# Me & my pal Cougar at the range



## Guest (Feb 19, 2006)

I decided to spend my range time Saturday afternoon with just my new Cougar 8000F, I left my 92 at home. The cougar has a little more kick to it compared to the 92, so I wanted to spend some "quality time" with the cougar so I could get use to it.

I started the target off at 25 ft, but was having a hard time achieving a "grouping". So I brought the target back to 21 feet and was able to pull in 2 small groupings. Lower left of center and center.


----------



## Shipwreck (Jan 26, 2006)

I never did that great w/ the cougar - it does have less than even a 4 inch barrel - so, I attribute it to that.

I got one when they very first came out - For such a large grip, it really should have a longer barrel. Anyway, while it always worked, I just didn't do as well at the range as I would have liked. So, I sold it in 99, I believe.

My SW99 is one of the 1st 4" barrelled guns that I have shot so well w/. Usually, it takes me a 5" barrel to shoot well with. Not sure if it is the weigh, barrel length, or sight radius that does it for me. Anything under 4", and I can't group that well, even at 7 yards.


----------



## Guest (Feb 20, 2006)

Shipwreck said:


> I never did that great w/ the cougar - it does have less than even a 4 inch barrel - so, I attribute it to that.
> 
> I got one when they very first came out - For such a large grip, it really should have a longer barrel. Anyway, while it always worked, I just didn't do as well at the range as I would have liked. So, I sold it in 99, I believe.
> 
> My SW99 is one of the 1st 4" barrelled guns that I have shot so well w/. Usually, it takes me a 5" barrel to shoot well with. Not sure if it is the weigh, barrel length, or sight radius that does it for me. Anything under 4", and I can't group that well, even at 7 yards.

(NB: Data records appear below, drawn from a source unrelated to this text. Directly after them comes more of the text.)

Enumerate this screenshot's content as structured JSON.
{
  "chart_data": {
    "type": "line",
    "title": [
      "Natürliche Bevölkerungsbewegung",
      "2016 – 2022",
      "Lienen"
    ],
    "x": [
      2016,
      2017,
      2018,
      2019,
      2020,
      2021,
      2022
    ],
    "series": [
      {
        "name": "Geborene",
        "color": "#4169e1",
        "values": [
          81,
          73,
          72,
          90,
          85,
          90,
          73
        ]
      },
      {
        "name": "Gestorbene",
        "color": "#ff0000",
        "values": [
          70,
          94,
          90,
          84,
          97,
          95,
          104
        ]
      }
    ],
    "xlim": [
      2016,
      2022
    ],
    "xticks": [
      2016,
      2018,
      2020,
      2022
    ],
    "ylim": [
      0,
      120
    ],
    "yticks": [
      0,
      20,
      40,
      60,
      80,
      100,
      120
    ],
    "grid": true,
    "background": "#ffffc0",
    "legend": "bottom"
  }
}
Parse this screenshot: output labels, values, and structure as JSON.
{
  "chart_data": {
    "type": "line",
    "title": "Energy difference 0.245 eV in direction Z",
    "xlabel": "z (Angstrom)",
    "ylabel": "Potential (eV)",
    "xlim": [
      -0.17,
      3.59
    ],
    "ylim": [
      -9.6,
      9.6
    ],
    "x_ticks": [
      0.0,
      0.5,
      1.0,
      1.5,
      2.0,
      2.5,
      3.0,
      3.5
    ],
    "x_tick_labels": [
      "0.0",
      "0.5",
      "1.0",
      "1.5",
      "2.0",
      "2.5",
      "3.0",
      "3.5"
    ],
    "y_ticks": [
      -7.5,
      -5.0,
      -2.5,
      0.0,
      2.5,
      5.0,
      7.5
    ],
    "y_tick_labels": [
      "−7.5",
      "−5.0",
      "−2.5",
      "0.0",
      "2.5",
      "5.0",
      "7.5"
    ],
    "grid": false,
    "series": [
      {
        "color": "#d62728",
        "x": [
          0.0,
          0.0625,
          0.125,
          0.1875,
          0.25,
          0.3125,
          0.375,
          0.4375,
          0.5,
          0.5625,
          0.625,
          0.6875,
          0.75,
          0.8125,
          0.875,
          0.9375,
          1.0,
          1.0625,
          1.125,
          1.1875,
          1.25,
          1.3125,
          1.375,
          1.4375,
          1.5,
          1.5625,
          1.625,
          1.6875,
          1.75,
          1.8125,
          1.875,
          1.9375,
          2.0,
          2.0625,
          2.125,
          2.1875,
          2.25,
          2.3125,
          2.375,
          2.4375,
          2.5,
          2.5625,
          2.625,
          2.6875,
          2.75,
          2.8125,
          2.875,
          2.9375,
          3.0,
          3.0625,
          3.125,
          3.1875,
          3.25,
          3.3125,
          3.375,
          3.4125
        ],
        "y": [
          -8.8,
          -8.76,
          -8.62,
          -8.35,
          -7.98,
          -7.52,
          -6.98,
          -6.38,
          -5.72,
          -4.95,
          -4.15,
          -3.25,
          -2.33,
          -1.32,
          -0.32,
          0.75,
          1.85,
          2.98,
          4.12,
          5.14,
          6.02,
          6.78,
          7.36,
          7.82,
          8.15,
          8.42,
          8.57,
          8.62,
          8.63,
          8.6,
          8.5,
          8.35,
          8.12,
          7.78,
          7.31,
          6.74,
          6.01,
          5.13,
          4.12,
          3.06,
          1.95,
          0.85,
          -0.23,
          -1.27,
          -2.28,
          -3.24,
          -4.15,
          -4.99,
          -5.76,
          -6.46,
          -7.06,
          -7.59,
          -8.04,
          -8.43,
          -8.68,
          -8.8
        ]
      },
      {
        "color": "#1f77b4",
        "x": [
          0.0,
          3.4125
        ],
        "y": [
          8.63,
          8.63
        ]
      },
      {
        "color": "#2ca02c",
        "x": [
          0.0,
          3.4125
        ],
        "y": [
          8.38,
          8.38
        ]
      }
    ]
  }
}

I do much better as well with a longer barrel, I think with a little practice I can get the same results with the cougar though. I love the way the cougar feels, but I can also see where others would not. For me, the shorter barrel length plus the longer grip make the gun feel more balanced. I feel like I can control it better, but that's just me. But, with all that being said, the 92 is alot smoother as far as recoil is concerned, thus easier to get off quicker shots and keep them in a group.


----------